Osama by Lavie Tidhar
I want to start off thinking about Osama by Lavie Tidhar (Solaris Books, 2012) with what may seem like a totally irrelevant connection I made about thirty something pages into the book. We’re talking about Osama and the publisher of a book about him in this work of fiction is Medusa Press so, of course, I’m immediately reminded of The Medusa Touch by Peter Van Greenaway because of the cover to the first hardback edition. It’s not the Empire State Building but, as you can see below, the image on the dust jacket is strikingly appropriate. This has to be deliberate. If not, then it’s a spooky coincidence. The question I’m left asking myself is whether I want to know the answer to this question. Here I am living a relatively comfortable life. Do I want to disturb it by inquiring into the way this author works his magic? It doesn’t benefit me to know whether this is an example of the author’s arcane knowledge of modern firsts. Perhaps it’s better to live in ignorance. That way, I can say admiringly of the author, “Wow, fancy a young man knowing about that old book!” and have no-one disabuse me of the right to praise him. Did I mention the other day, as I was out walking, there were shots nearby. I ducked down. Not the most rational thing to do. After all, who would want to shoot me? I think it was men sent by the local council to shoot the crows. They didn’t seem to be looking at me. So I went on my way, unhurt. Although I did later think it was strange these men should be wearing polished boots like those worn by policemen. Yes, I know this is the stuff of paranoia and it’s completely irrational I should fear the possibility of death just because I thought of contacting the author. . .
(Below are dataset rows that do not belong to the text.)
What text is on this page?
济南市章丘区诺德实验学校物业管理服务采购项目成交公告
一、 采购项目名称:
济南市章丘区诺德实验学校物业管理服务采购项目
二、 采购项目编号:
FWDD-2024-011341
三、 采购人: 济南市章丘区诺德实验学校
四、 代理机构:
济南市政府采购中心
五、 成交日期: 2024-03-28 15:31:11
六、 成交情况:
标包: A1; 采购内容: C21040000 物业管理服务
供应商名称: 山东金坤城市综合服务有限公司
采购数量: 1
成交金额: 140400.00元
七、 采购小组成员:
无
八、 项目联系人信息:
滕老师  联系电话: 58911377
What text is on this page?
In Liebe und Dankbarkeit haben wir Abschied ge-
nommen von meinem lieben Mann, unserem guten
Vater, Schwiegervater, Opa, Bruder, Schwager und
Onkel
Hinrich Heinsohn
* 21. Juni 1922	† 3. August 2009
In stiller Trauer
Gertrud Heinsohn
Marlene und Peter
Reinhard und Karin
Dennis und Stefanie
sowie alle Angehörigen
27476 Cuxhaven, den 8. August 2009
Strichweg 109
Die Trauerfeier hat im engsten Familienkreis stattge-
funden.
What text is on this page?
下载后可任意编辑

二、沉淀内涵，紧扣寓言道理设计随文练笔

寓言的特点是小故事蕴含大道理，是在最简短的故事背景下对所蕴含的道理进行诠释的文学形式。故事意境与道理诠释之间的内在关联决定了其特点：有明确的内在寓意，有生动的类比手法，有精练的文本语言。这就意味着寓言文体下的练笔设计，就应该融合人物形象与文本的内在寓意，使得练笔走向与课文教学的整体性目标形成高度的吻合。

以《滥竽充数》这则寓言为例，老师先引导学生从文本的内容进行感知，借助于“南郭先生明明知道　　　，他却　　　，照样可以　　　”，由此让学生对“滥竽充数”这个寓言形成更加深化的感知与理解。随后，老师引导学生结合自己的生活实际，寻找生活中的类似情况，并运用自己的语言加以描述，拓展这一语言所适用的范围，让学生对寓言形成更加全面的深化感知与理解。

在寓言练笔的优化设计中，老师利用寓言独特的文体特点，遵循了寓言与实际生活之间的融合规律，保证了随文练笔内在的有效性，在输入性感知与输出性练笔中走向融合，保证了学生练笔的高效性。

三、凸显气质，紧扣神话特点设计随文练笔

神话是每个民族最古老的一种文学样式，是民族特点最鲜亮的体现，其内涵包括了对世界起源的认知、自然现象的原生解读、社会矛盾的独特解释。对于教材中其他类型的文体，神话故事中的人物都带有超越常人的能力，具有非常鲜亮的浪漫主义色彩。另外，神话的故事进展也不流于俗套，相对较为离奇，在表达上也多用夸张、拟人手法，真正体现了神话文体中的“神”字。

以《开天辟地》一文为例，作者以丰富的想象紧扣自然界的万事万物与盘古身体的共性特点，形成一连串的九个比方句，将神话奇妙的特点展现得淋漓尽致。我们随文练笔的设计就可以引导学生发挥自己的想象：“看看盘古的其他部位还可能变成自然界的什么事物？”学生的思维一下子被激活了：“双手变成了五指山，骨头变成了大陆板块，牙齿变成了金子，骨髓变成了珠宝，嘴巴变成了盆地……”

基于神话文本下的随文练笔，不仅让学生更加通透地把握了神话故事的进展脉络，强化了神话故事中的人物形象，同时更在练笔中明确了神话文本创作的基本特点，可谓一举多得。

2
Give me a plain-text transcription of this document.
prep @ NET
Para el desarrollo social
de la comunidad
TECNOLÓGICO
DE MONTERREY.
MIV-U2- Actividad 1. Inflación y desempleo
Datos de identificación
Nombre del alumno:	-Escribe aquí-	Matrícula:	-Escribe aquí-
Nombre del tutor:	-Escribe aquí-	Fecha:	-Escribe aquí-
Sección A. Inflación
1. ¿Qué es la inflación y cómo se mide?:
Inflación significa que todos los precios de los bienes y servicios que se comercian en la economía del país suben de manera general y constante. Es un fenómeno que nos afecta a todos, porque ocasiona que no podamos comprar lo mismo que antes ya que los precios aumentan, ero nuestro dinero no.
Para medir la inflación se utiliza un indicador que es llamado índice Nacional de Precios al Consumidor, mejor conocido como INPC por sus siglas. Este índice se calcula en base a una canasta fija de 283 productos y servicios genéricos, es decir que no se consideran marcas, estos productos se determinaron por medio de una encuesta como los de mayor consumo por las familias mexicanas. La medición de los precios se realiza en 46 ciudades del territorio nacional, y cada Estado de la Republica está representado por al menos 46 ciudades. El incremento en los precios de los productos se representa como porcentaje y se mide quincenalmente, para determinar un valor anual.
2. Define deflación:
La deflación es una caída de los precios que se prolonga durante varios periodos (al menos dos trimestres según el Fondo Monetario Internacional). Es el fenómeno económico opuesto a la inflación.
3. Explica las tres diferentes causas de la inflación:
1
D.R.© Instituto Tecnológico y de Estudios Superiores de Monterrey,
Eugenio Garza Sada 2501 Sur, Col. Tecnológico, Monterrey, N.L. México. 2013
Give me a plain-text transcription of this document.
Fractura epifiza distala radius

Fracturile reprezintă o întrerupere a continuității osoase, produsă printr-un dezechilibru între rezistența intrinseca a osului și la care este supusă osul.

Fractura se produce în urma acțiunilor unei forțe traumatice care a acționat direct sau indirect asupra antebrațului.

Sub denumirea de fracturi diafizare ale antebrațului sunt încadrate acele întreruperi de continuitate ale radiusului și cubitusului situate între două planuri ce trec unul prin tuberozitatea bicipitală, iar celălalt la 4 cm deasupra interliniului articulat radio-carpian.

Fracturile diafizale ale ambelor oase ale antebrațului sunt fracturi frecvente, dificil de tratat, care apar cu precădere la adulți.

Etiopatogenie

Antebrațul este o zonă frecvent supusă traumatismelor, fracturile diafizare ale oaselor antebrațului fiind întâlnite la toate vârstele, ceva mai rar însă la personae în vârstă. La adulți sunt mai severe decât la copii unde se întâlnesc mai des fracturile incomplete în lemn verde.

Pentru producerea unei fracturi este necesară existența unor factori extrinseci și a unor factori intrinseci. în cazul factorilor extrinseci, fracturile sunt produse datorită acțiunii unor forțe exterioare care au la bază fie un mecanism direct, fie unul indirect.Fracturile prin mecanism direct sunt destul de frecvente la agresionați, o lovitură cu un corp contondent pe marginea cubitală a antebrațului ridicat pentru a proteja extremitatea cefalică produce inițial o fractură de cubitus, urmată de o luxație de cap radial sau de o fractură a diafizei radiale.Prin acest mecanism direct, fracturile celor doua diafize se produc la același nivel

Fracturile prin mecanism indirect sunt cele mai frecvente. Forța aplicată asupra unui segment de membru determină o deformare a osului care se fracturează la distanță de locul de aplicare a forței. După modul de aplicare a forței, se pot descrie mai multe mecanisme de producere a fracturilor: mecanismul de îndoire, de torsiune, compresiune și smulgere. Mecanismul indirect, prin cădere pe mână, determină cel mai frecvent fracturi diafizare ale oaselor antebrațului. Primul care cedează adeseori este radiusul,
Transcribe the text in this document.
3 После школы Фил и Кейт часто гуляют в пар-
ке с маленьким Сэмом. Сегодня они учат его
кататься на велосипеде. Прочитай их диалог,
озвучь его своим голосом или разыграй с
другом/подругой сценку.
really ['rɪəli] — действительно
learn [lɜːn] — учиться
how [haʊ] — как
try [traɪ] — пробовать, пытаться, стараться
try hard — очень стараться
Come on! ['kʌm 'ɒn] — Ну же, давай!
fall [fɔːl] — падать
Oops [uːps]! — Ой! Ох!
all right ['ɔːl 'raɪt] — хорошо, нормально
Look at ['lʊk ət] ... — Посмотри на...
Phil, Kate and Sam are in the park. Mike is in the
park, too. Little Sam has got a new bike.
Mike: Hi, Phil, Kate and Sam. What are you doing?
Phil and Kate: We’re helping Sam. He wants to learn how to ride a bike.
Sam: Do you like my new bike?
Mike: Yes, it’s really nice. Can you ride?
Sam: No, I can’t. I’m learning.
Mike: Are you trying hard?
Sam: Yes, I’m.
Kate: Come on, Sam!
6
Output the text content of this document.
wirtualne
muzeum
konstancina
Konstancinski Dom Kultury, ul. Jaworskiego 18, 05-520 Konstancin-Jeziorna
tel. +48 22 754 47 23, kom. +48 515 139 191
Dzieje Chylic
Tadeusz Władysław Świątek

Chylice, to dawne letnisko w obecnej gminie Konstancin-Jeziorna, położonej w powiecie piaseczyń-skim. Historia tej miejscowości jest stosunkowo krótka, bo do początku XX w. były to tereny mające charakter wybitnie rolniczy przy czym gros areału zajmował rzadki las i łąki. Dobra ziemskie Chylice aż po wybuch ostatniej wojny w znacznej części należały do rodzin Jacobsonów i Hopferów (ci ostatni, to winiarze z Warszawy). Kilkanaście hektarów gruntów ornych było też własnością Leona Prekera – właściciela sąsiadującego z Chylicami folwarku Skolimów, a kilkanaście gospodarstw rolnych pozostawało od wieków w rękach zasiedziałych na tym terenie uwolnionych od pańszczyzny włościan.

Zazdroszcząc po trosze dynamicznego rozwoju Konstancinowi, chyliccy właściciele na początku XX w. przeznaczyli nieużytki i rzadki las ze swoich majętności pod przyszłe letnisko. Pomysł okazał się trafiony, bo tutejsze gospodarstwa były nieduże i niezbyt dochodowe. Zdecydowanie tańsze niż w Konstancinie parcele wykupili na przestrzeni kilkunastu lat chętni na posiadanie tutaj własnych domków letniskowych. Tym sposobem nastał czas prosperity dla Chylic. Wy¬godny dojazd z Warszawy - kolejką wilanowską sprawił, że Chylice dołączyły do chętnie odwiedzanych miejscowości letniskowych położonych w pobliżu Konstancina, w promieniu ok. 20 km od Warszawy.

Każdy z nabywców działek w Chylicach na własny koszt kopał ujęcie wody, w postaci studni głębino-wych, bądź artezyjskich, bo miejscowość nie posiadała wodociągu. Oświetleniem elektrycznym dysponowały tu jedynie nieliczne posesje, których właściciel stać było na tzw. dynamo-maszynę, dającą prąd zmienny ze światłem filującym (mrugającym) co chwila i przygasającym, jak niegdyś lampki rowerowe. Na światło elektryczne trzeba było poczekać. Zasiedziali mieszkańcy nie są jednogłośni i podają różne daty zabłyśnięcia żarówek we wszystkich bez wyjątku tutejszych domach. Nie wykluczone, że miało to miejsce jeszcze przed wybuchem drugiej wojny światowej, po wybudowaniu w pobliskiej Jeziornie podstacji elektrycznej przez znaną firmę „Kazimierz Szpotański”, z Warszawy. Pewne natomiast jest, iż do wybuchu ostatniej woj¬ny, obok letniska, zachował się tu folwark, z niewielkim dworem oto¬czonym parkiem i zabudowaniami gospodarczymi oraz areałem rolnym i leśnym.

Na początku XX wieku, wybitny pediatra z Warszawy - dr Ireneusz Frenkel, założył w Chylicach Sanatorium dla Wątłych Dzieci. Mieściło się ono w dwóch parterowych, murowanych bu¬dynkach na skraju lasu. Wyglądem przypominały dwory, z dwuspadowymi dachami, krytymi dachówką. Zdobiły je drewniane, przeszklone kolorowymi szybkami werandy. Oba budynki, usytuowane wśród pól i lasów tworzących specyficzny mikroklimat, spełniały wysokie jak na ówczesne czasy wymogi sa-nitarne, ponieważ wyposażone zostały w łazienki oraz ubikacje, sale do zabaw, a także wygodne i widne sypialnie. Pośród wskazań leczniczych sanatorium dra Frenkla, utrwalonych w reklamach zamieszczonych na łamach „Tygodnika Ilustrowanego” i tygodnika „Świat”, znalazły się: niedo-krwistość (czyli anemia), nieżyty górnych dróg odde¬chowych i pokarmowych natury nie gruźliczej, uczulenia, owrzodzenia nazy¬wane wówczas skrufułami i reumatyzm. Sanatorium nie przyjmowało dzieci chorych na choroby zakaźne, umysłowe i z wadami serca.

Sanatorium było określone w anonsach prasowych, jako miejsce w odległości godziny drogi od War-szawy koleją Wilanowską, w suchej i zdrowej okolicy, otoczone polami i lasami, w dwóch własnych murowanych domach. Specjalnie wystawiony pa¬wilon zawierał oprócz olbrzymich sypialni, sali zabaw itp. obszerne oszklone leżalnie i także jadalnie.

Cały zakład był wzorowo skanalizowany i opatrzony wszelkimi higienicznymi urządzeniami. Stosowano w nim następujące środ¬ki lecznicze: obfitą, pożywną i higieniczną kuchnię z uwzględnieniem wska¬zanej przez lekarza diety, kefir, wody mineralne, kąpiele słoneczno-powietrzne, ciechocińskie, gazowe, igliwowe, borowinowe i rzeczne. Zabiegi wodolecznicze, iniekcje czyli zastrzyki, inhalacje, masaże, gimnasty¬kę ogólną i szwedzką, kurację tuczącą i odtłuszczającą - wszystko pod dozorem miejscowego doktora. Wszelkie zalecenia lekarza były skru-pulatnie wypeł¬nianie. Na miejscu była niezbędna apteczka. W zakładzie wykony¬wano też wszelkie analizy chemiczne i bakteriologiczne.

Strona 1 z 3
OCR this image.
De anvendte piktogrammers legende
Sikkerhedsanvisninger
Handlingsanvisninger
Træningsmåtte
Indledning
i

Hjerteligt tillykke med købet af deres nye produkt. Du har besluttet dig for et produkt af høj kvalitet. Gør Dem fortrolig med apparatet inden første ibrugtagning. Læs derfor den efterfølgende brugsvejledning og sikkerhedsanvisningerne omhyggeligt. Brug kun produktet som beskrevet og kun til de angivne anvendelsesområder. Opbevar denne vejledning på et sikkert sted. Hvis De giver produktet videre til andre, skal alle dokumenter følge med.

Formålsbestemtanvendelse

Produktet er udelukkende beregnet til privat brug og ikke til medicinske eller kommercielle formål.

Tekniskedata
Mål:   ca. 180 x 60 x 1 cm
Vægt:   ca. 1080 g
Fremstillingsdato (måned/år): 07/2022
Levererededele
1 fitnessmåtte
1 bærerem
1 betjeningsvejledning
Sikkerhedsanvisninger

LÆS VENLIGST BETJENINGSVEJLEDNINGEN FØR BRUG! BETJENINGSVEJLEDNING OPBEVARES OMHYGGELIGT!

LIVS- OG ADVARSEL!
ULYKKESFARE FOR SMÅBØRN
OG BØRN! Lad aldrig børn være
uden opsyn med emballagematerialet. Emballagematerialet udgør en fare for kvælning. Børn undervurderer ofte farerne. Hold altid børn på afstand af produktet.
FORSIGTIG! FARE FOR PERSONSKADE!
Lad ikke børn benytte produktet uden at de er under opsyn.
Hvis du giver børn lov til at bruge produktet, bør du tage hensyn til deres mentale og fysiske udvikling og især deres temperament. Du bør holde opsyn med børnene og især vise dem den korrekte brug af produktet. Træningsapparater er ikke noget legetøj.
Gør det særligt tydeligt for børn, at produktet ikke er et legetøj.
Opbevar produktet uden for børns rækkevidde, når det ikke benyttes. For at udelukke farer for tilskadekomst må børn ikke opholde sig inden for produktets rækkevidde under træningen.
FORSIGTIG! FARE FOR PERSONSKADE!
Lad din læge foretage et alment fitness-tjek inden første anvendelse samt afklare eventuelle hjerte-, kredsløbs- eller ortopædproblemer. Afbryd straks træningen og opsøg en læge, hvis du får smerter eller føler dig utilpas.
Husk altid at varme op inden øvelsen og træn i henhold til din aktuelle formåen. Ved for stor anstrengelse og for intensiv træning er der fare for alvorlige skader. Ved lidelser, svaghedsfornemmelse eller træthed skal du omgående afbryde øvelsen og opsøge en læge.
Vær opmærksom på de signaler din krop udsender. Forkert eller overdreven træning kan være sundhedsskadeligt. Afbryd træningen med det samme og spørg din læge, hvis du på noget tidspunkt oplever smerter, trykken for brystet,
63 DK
Several reviewers have compared this book to the work of P K Dick so we need to deal with this early on. Essentially Dick was an ideas man and, since he was out of his tree because of drug use for much of the time, many of those ideas betray symptoms of mental illness. This includes thematic paranoia about the authoritarian surveillance state and the direction in which global capitalism was headed. In the midst of all this he questioned what it means to be human and what we should understand as reality. This was wrapped up in the politics of simulation, deceit, and self-deception. In 1960s terms, we should describe this as “heavy” but, because it was usually buried in a science fiction context, many people overlooked the philosophical implications of what he was writing about. He was a cult science fiction writer, not a cult philosophy writer. However, for all the fascinating subtexts in many of this novels and short stories, there’s one truth. He was not a very good writer of prose. It’s serviceable at best. Whereas Lavie Tidhar’s prose is in a completely different league, being elegant in the primary narrative and functionally factual in the quoted extracts from the books — yes, it’s another work of intertextuality in which the primary protagonist sets off the track down the author of books which are extensively quoted in the main text.
So where are we with this text? As a metaphor, let’s think of a mouse living in someone’s clothing. To the mouse, this is a pocket universe, kept warm and comfortable with food supplied at regular intervals. Mice are notoriously unimaginative and so rarely wonder where they are, what the heat source is, nor how the food is so conveniently delivered. So what would happen one day if the mouse decided to look out of the pocket? Such a change of view might force the mouse to reappraise its position in the world. Not that mice have beaks, but it would establish a new pecking order for it. Or perhaps the perspective might change if the clothing somehow because infected by opium. Although it’s not hallucinatory, the absence of stimulation provokes a change in mental state, helping our mouse to see things differently.
This is a gently melancholic book which has a private detective reluctantly leave his “safe” environment and venture out into the world on a commission to find the author of some books about Osama. As in all good PI novels, he follows the trail, asks questions, drinks too much, smokes endlessly, and gets beaten for his trouble. What he finds is disturbing. He begins to wonder whether something is nibbling at the reality of the world. Are all the people he sees really there, or are they, well, just a little fuzzy round the edges? In the end, it’s no longer clear who he is but, by then, in a sense, it no longer matters. No matter who he is, he’s not going to change. Indeed, the more fantastic his experiences, the less impressed he becomes. This could be because he has deep roots or, lacking any roots, he retreats into a kind of stubborn refusal to admit any alternatives to his version of reality. If we must think in P K Dickian terms, does it occur to Rick Deckard he’s anything other than human? He would be in full denial mode if even a hint of it arose. So, in Osama, Joe is so comfortable as a private detective living in his quiet unassuming backwater, he would always deny he was anyone else. This is beautifully written and a most thoughtful and engaging story that flirts with the conventions of science fiction and fantasy to think about what it means to be human and to resist the attempts of anyone else to make you into something you’re not. For the record this won the 2012 World Fantasy Award for Best Novel.
A copy of this book was sent to me for review.